In terms of other features that we'd like to see, we'd like to be able to add custom information to service discovery records. If a connection to a particular web service needs, for instance, a proxy then there's no way to define that in the service discovery record. Of course you can store that information in the KV store and look it up separately, but that not only means another request to Consul but also forces you to do maintenance on the stale KV entries as services disappear. It would be easier to just have Consul take care of this for you and give you the proxy information (or DB connection password information or service API version number, etc. etc.) in the service discovery response.
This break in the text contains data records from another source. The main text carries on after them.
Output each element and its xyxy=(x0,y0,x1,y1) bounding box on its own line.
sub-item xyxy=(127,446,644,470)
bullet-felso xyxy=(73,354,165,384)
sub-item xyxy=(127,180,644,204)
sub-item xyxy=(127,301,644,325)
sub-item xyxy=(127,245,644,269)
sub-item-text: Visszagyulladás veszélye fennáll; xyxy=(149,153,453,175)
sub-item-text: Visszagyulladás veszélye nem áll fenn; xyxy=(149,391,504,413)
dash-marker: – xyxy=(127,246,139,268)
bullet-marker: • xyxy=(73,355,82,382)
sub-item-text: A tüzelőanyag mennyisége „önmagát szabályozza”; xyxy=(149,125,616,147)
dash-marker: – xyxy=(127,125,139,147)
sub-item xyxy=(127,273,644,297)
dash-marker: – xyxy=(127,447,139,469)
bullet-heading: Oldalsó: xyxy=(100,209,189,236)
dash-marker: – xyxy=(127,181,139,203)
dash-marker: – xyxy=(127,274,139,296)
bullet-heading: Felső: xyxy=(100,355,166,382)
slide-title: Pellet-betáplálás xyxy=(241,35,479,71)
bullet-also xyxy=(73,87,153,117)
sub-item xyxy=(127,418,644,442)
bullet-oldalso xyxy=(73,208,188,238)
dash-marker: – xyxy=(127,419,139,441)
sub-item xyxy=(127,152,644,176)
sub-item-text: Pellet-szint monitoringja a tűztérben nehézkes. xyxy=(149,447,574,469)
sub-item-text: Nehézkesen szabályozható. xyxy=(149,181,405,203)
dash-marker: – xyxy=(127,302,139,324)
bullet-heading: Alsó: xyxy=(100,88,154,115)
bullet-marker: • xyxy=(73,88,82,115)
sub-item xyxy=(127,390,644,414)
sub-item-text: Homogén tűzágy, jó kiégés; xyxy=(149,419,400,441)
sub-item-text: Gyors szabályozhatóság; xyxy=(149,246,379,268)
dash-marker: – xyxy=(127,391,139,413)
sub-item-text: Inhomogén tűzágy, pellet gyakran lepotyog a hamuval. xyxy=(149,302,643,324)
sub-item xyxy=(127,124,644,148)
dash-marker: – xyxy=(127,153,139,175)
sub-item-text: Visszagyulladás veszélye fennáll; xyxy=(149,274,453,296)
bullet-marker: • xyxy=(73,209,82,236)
We'd also like to have an "environment" abstraction in Consul, along with the DC abstraction. This would allow us to logically separate our Mayfly user story environments from each other without having to either run a separate Consul instance for each environment or namespace not only the service names but also the entire KV store.

»Summary

The dynamic service orchestration that we now use with the Mayfly project would have been impossible without Consul. In our previous setup an update to the CMDB would start Puppet and we would have to wait between 15 and 20 minutes before the changes were in place. These changes can now be made in near real-time which enables us to develop more resilient software systems, faster.

The next step is to see if we can roll this approach out to the Dockerized services that are currently running in production and integrate these with the legacy components in the system. To do this we're considering using a Hiera-Consul bridge which will allow the Consul-enabled services to speak to the rest and vica-versa. Furthermore, we could use the Consul-template to skip the Puppet runs by automatically generating config files for these legacy services allowing us to skip the entire Puppet manifest loading stage.

The last step will be to Docker-ize all services using the approach from the Mayfly project. A process which, when complete, will mean that all our services will be Consul-enabled and Puppet can be taken out of the loop completely. We're also looking at HashiCorp's Vault right now. More news on that soon.